Não resisto a uma última “cutucada” no Bernanke. Na Historinha XVI de 20/8/2010, mostrei (na figura HDAMAXVI) que as indicações são de que a DA começou a cair em maio. Agora tem-se a notícia de que a Alemanha cresceu à taxa anualizada de 8.8% no segundo trimestre (contra 1.6% dos EUA). Em maio e junho tivemos o ápice da crise grega. A “fuga para a qualidade” apreciou o dólar contra o euro (entre outras moedas). Isso é equivalente a um “aperto” monetário extra nos EUA e uma “descompressão” monetária na zona do euro. A Alemanha viu suas exportações (e PIB) crescerem, enquanto os EUA viu seu crescimento “encolher”. Cadê a “defasagem longa” da PM???

Quando o BC “acorda”, o mercado se anima

Essa noite tivemos um exemplo claro da reação do mercado ao anúncio de medidas para “dar um tranco” na economia.
No momento em que o BoJ se reuniu em caráter de emergência tendo por objetivo “relaxar” a política monetária, a bolsa subiu mais de 3%! Depois recuou para 1.8% quando se percebeu que o BoJ continua “tímido”!
Enquanto isso, nos EUA não ouvimos membros do Fed recentemente alegarem que uma ação agressiva poderia “machucar” os mercados na medida em que as pessoas se assustariam ao perceberem que o Fed estaria enxergando sérios problemas com a economia?
E há também uma incapacidade interpretativa grande. Na sexta dia 27, o NYT escrevia; “Em palestra ansiosamente aguardada, Bem Bernanke, Chairman do Federa Reserve reiterou sua promessa de fazer mais para impulsionar a economia se as condições deteriorarem. Ele não pareceu particularmente convencido de que qualquer coisa que o Fed fizesse seria suficiente”.
Na verdade, o que ocorreu foi exatamente o oposto. Bernanke disse que havia muita coisa que o Fed poderia fazer, mas que tinham que avaliar o “custo-benefício” dessas ações, refletindo o “medo” de que elas pudessem aumentar a inflação além da conta!

Apresentação de Bernanke é só “provocativa”

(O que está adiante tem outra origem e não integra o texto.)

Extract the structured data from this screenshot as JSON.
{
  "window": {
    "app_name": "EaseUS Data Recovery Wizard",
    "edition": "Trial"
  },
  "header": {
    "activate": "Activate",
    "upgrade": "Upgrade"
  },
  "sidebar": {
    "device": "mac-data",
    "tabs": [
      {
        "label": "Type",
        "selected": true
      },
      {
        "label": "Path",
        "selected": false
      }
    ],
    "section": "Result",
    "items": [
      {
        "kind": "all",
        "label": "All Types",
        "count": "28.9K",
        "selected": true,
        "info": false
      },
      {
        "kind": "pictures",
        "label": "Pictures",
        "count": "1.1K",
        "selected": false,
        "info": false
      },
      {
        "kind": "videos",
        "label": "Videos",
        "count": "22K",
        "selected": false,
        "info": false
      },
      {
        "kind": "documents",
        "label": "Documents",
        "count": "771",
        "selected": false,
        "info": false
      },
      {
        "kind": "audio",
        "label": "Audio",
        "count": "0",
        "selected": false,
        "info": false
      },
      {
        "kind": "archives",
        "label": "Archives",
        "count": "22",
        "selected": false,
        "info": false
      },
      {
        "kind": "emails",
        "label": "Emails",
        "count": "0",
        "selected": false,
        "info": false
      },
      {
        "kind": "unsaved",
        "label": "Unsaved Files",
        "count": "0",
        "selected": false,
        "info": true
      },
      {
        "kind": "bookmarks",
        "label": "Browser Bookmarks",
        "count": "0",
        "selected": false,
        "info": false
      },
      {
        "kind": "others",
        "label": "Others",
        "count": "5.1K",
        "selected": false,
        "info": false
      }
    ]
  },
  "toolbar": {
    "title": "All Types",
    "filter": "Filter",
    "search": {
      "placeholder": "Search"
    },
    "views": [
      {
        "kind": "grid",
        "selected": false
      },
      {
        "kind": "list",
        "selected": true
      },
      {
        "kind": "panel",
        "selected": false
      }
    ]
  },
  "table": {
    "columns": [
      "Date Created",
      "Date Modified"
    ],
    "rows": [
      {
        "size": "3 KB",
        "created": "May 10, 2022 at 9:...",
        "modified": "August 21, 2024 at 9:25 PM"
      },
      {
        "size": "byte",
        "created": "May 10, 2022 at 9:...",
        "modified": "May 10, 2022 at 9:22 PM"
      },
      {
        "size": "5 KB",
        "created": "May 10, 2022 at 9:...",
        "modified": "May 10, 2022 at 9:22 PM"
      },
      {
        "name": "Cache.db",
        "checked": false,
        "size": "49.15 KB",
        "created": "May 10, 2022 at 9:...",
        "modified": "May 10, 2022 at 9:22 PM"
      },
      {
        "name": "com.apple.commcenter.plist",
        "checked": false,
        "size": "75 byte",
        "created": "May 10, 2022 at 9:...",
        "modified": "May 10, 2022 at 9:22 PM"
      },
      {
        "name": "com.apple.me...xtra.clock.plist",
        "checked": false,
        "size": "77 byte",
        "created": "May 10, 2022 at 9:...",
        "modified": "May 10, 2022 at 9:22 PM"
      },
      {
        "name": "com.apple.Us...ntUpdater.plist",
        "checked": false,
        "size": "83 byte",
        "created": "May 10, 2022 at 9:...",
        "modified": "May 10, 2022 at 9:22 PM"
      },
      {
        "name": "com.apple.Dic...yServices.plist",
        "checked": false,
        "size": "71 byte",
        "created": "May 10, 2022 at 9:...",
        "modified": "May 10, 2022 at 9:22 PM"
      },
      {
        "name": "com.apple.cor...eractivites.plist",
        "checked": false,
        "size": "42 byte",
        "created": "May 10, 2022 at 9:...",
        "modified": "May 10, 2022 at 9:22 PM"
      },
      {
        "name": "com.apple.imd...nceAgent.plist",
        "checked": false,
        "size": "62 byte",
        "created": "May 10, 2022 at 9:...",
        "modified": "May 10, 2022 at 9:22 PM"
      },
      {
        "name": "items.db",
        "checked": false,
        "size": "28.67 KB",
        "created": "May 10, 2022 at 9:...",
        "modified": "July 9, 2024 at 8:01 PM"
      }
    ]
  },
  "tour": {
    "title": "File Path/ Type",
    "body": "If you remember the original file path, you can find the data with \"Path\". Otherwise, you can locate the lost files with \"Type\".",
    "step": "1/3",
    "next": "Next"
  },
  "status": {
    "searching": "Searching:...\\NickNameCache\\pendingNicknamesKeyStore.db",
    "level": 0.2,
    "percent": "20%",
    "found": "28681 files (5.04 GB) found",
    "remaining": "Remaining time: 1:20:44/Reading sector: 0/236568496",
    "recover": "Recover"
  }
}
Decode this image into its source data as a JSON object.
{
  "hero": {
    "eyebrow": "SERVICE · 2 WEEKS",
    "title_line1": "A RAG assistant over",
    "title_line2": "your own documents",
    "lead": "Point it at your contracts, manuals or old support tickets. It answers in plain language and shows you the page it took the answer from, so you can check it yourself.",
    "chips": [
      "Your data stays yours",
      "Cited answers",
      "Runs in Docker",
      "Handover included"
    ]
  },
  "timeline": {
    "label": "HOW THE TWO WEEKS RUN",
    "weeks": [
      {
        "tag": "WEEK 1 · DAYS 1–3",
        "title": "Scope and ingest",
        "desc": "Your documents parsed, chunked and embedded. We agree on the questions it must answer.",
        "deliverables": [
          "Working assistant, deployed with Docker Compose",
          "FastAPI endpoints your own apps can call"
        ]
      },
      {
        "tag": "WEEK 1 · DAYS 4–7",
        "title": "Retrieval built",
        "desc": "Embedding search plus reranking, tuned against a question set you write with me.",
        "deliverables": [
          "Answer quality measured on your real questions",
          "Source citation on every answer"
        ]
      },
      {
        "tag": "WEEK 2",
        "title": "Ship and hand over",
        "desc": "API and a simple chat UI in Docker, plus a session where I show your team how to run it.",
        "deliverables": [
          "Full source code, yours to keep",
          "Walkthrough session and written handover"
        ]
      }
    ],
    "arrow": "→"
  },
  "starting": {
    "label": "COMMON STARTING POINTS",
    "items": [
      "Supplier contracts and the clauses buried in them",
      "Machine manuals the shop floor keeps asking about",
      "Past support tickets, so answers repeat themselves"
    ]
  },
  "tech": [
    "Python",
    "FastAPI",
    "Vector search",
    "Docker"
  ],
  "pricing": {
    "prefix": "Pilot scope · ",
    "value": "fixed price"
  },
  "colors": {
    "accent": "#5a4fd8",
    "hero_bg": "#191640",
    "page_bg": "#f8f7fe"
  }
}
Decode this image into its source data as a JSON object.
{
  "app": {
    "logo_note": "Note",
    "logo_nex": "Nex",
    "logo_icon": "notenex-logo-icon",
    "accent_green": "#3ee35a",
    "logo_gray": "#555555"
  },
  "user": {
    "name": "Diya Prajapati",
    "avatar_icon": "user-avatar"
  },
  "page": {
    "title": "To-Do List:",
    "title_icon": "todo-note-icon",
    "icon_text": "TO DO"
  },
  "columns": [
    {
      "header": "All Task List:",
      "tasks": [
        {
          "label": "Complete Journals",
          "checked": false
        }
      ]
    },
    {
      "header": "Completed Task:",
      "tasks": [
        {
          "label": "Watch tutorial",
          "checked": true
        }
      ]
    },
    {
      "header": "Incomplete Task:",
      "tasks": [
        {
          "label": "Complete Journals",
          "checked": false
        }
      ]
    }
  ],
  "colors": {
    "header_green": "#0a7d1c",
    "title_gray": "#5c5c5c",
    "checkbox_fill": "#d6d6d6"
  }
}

Só posso classificar a apresentação de Bernanke durante a reunião em
Jackson Hole como “muito barulho por nada”. Os mercados estão tão
desesperados por alguém que indique uma “direção” que reagiram
positivamente (não se iludam, é temporário) a reciclagem de palavras
que vem sendo ditas há muitos meses após as reuniões do FOMC. Assim, o
mercado ficou “animado” com: “No entanto, o Comitê certamente
utilizará as ferramentas à sua disposição, à medida que elas se façam
necessárias, para manter a estabilidade de preços – evitar inflação
excessiva ou desinflação adicional – e para promover a continuação da
recuperação econômica”.
Em que isso difere das palavras presentes em todos os últimos
comunicados do FOMC: “… Nessas circunstâncias, o Federal Reserve
empregará todas as ferramentas à sua disposição para promover a
recuperação e preservar a estabilidade de preços”.
Bernanke também balbuciou que “opções de política estão disponíveis
para prover estímulo adicional para a economia dos EUA, se isso se
fizer necessário”.
O ponto importante é que ele (ainda) não vê necessidade disso!
Sua apresentação, na verdade, pode ser interpretada como uma
“provocação”. Explico: Ele concede 3 pontos levantados por aqueles que
pregam um política monetária mais agressiva, mas na sequência ou
ignora as implicações desses pontos ou argumenta contra eles.
(1)     Concede – como já afirmei diversas vezes – que taxas de juros
baixas podem refletir uma economia fraca ao invés de sinalizar uma
política monetária “frouxa”.
(2)     Concede que o Fed, ao se manter passivo, pode efetivamente estar
praticando uma política monetária contracionista.
(3)     Na discussão sobre o que o Fed pode fazer adicionalmente, se isso
for requerido, Bernanke alude à idéia de “meta para o nível de
preços”. Apesar de ter proposto exatamente isso para o Japão em
trabalho de 1999, no caso dos EUA ele não “vê qualquer suporte do FOMC
para tal política”. Pior, ele pensa que isso não é necessário e que
poderia até ser problemático!
Os mercados não se iludem por muito tempo…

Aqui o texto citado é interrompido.